Materials and methods: A retrospective analysis was conducted on 114 formalin-fixed paraffin-embedded (FFPE) PTC samples diagnosed between 2019 and 2023. Targeted next-generation sequencing (NGS) was used to detect BRAF, NRAS, KRAS, HRAS, RET/PTC fusions, and TERT promoter mutations. Immunohistochemistry (IHC) for BRAF V600E, TTF-1, CK19, HBME-1, and galectin-3 was performed using automated staining systems. Associations between genetic alterations and clinicopathological parameters - including tumor size, histological subtype, lymph node metastasis, and extrathyroidal extension - were analyzed statistically.

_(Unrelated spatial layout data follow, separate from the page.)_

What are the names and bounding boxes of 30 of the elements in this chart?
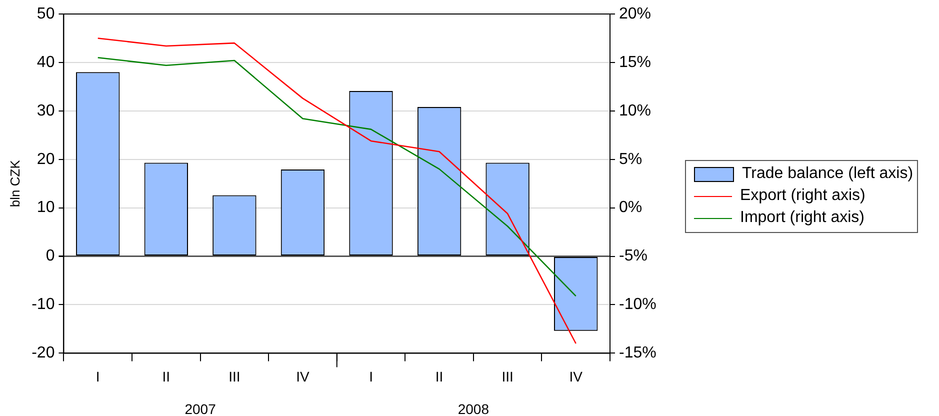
x-tick-label: I	[369, 368, 373, 384]
x-tick-label: II	[162, 368, 170, 384]
y2-tick-label: 5%	[619, 150, 642, 168]
x-tick-label: IV	[569, 368, 584, 384]
y2-tick-label: 10%	[619, 102, 652, 120]
text: 2008	[458, 401, 490, 416]
y2-tick-label: -15%	[619, 344, 656, 362]
y2-tick-label: 15%	[619, 54, 652, 71]
y-tick-label: 30	[36, 102, 55, 120]
y-axis-title: bln CZK	[7, 160, 22, 208]
legend-label: Trade balance (left axis)	[742, 165, 914, 183]
y2-tick-label: -10%	[619, 296, 656, 314]
y-tick-label: -10	[32, 296, 55, 314]
y2-tick-label: 0%	[619, 199, 642, 216]
y-tick-label: 50	[36, 5, 55, 22]
y2-tick-label: -5%	[619, 248, 648, 265]
text: 2007	[184, 401, 216, 416]
y-tick-label: 10	[36, 199, 55, 216]
y-tick-label: 40	[36, 54, 55, 71]
y-tick-label: 0	[46, 248, 55, 265]
legend-label: Import (right axis)	[740, 209, 864, 227]
y-tick-label: -20	[32, 344, 55, 362]
legend-label: Export (right axis)	[740, 187, 866, 205]
y-tick-label: 20	[36, 150, 55, 168]
x-tick-label: III	[502, 368, 514, 384]
x-tick-label: III	[228, 368, 240, 384]
x-tick-label: II	[435, 368, 444, 384]
x-tick-label: IV	[296, 368, 310, 384]
y2-tick-label: 20%	[619, 5, 652, 22]
x-tick-label: I	[96, 368, 100, 384]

Results: BRAF V600E mutations were identified in 39.5% of cases and were significantly associated with larger tumor size (P = 0.01), extrathyroidal extension (P = 0.04), and lymph node metastasis (P = 0.03). RET/PTC fusions were detected in 15.8% of patients, predominantly younger individuals, and correlated with multifocal tumors and lymphovascular invasion. RAS mutations (19.3%) were more frequent in the follicular variant but showed no significant association with adverse features. TERT promoter mutations were present in 10.5% of cases, significantly correlating with older age and advanced tumor stage. IHC profiles demonstrated strong concordance with molecular findings.

Conclusions: In this Middle Eastern cohort of PTC patients, BRAF V600E and TERT promoter mutations were significantly associated with aggressive clinicopathological features, while RET/PTC fusions and RAS mutations demonstrated distinct demographic and histological distributions. The integration of NGS and IHC enhanced diagnostic accuracy and supports personalized risk stratification in PTC management.